Die zahlreichen und abwechslungsreichen Veranstaltungen für Urlauber hätten sich zu einem Profil geschärft, meinte er. „Ohne Ehrenamtliche wären wir da geliefert“, schickte er einen Dank an Wander-, Mountainbikeführer und Vereine. Das Kulturprogramm, über das er für den erkrankten Hans Ruhland berichtete, sei die Schnittstelle zwischen Angeboten für Gäste und Einheimische.

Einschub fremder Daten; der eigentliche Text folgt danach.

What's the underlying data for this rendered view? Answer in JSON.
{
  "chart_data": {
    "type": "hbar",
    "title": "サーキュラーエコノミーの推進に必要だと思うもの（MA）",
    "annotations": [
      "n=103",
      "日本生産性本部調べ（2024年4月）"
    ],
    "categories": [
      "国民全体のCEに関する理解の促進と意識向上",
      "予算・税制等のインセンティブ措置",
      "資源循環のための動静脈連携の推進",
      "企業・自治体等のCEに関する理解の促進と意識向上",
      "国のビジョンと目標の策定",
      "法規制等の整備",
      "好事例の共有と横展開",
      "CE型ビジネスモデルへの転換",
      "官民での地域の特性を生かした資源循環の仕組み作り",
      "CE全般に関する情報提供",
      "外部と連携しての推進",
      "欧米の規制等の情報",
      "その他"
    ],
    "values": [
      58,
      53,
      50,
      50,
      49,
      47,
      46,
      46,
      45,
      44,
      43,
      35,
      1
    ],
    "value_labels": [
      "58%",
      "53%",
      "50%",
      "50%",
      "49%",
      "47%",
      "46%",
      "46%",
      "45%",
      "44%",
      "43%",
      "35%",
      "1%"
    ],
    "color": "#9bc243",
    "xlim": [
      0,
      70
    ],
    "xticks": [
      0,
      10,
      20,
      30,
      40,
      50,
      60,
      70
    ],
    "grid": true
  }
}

Das neue Gastgeberverzeichnis sowie der Veranstaltungskalender, dem zudem ein neues Outfit verpasst wird, verrät einen weiteren Schwerpunkt: Aufgeführt sind Ausflugsziele und Termine in Tschechien, um die Wahrnehmung als eine Region zu schärfen. Doch nicht nur deshalb ist das Nachbarland interessant. „Wir wollen in Böhmen als Urlaubsregion wahrgenommen werden“, erklärte Markus Ackermann. Ein Flyer in tschechischer Sprache sowie ein Kombi-Werbe-Paket vom Banner bis zum Fernsehspot soll die Marke „Bayerischer Wald ganz oben“ entsprechend transportieren.

„Das sind gute Zahlen“, kommentierte Markus Ackermann die Urlauberstatistik, die Tanja Dietl für die Monate Januar bis September ermittelt hatte. Das Plus von 0,8 Prozent bei den Übernachtungen sei deshalb bemerkenswert, weil im vergangenen Jahr eine Steigerung von acht Prozent zu verzeichnen war. „Das zeigt, dass wir das hohe Niveau halten können“, freute sich das Stadtoberhaupt.

Mehr Übernachtungen

Über 146 000 Übernachtungen bei über 30 000 Gästeankünften würden zudem die Bedeutung des Tourismus für die Wirtschaft herausstreichen. Entgegen dem allgemeinen Trend gelang es, die Verweildauer auf 4,7 Tage (2016: 4,5) zu schrauben. Dies zeige, dass sich die Bemühungen um ein attraktives Angebot auszahle, meinte der Bürgermeister. „Landschaft alleine reicht nicht mehr.“

Ackermann verwies auf die 67 Pauschalangebote, die in diesem Jahr verkauft wurden. Nicht nur, dass diese über 800 Übernachtungen generiert hätten, der Gewinn im fünfstelligen Bereich könnte wieder im Tourismus investiert werden. Neben dem Trend, dass „Wandern wieder jünger“ würde, machte Tanja Dietl einen weiteren aus. Der Service „Wandern ohne Gepäck“, würde immer besser angenommen. „Das ist Komfort par excellence“, lobte Karl-Heinz Hendl, als er hörte, wie die Gäste das in der Praxis erleben.

„Wir brauchen uns nicht zu verstecken, eher im Gegenteil“, fasste Markus Ackermann das große Feld Fremdenverkehr zusammen, auf dem permanent geackert werde.